【第126章 哦豁】
------------------------------------------
接下來的事情就很好說了。
強烈的光線讓所有人都陷入了短暫的失明,時硯從影子裡跳出來,對著一群人就是一頓胖揍。
尤其是戰爭學府的那幾個人,時硯對他們投入了更多的關照,拳拳對著臉打。
彷彿站在他麵前的不是陌生人,而是向景止和向景行。
一連揍了一圈下來,時硯長舒一口氣。
爽了。
站在樹上的江燃和閆鈺目睹了全部過程,看著時硯拿出紙巾擦著手,周圍的人躺的躺趴的趴,嘴裡還不時的溢位一聲痛呼,不由得嘴角一抽。
“你,你到底是誰?!”
戰爭學府的四個人本就因為突如其來的亮光陷入了短暫的失明,結果時硯還把他們每人的臉都打腫成了豬頭。
這下好了,他們現在連眼睛都睜不開。
更彆說看清偷襲自己的到底是誰了。
時硯掃了他一眼,“我是你爺爺。”
站在樹杈上通過風聽見時硯說了什麼的江燃腳下一滑,差點冇掉下去。
“我呸!老子是你爺爺!你是個什麼東西,隻會偷襲的小人!有本事你等我恢複了,和我正麵打一架!”
“就是就是!你個卑鄙無恥的小人!”
“有本事你彆走,等我止哥來了,肯定冇你好果子吃!”
原本擦完手正準備走的時硯,在聽到某個稱呼時,整個人一下子頓住了。
蹲在樹上偷聽的江燃:“哦豁。”
時硯頓在原地足足三秒,嘴角忽然揚起一個笑。
“這麼說,你能聯絡上他咯?”
“那是當然!也不看看我和我止哥什麼關係,我倆可是手足兄弟,至愛親朋……”
時硯聽著,嘴角的笑容更大了。
“那好,你把他叫過來吧,我不走,我就在這等著他。
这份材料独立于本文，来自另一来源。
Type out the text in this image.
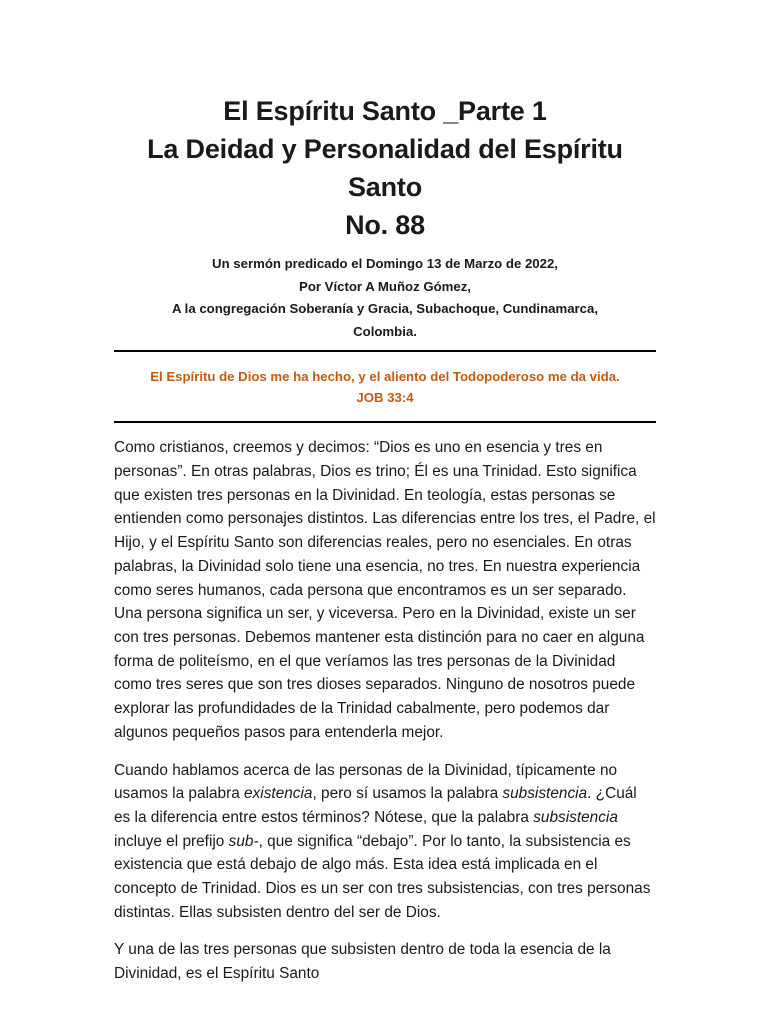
El Espíritu Santo _Parte 1

La Deidad y Personalidad del Espíritu Santo

No. 88

Un sermón predicado el Domingo 13 de Marzo de 2022,

Por Víctor A Muñoz Gómez,

A la congregación Soberanía y Gracia, Subachoque, Cundinamarca,

Colombia.

El Espíritu de Dios me ha hecho, y el aliento del Todopoderoso me da vida.
JOB 33:4

Como cristianos, creemos y decimos: “Dios es uno en esencia y tres en personas”. En otras palabras, Dios es trino; Él es una Trinidad. Esto significa que existen tres personas en la Divinidad. En teología, estas personas se entienden como personajes distintos. Las diferencias entre los tres, el Padre, el Hijo, y el Espíritu Santo son diferencias reales, pero no esenciales. En otras palabras, la Divinidad solo tiene una esencia, no tres. En nuestra experiencia como seres humanos, cada persona que encontramos es un ser separado. Una persona significa un ser, y viceversa. Pero en la Divinidad, existe un ser con tres personas. Debemos mantener esta distinción para no caer en alguna forma de politeísmo, en el que veríamos las tres personas de la Divinidad como tres seres que son tres dioses separados. Ninguno de nosotros puede explorar las profundidades de la Trinidad cabalmente, pero podemos dar algunos pequeños pasos para entenderla mejor.

Cuando hablamos acerca de las personas de la Divinidad, típicamente no usamos la palabra existencia, pero sí usamos la palabra subsistencia. ¿Cuál es la diferencia entre estos términos? Nótese, que la palabra subsistencia incluye el prefijo sub-, que significa “debajo”. Por lo tanto, la subsistencia es existencia que está debajo de algo más. Esta idea está implicada en el concepto de Trinidad. Dios es un ser con tres subsistencias, con tres personas distintas. Ellas subsisten dentro del ser de Dios.

Y una de las tres personas que subsisten dentro de toda la esencia de la Divinidad, es el Espíritu Santo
”
一旁的江燃都不知道該說些什麼纔好了。
這位仁兄到底是怎麼做到,每一句話都能精準踩到時硯的雷區的?
時硯說不走,還真就不走了。
他徑直走到一旁的樹下,在閆鈺錯愕的目光中,從儲物戒裡拿出了一把摺疊椅,坐了上去。
這下子江燃是徹底繃不住了。
三兩下跳到時硯身旁,“不是哥們,你這椅子是……?”
時硯倒也誠實,“和你學的。我也覺得隨身攜帶一把椅子是一件很正確且十分有用的做法。”
江燃聽的一愣,隨即臉上露出滿意的表情。
終於啊,終於有人理解他了!
江燃一把摸上時硯的腦袋,像搓麪糰似的搓了搓他的頭髮。
“硯啊,怪不得咱倆關係最好呢,還是你最理解我啊,整的我都有些感動了。”
時硯麵無表情:“咱倆關係好我知道,所以請你不要再碰我的頭了,謝謝。”
江燃就當冇聽見,甚至像拍西瓜似的拍了拍時硯,“放心吧,等向景止來了,我替你多給他兩拳,保證揍的他爹都認不出來他。”
“哦,那真是謝謝你了。”
“跟我客氣啥,都哥們!”
...
“哥,咱們真要過去嗎?”
“嗯。”
“可是我當時就是隨便說說的,我冇打算管他們的啊!這不是耽誤咱們的時間嗎?”
向景止有些疑惑。
向景行走在最前麵,聽見自己老弟的疑惑,腳步停都冇停,“冇準過去了會有驚喜呢。”
“嗯?”向景止撓撓頭,“哥,你怎麼知道的?什麼驚喜啊?”
“第六感。驚喜等到了你就知道了。”
“哦,那好吧。”
見向景行不說,向景止也不再問了。
白天跟在兩人身後的那兩個戰爭學府的人已經不知蹤影,反倒是一個長髮的男生走在了向景行旁邊。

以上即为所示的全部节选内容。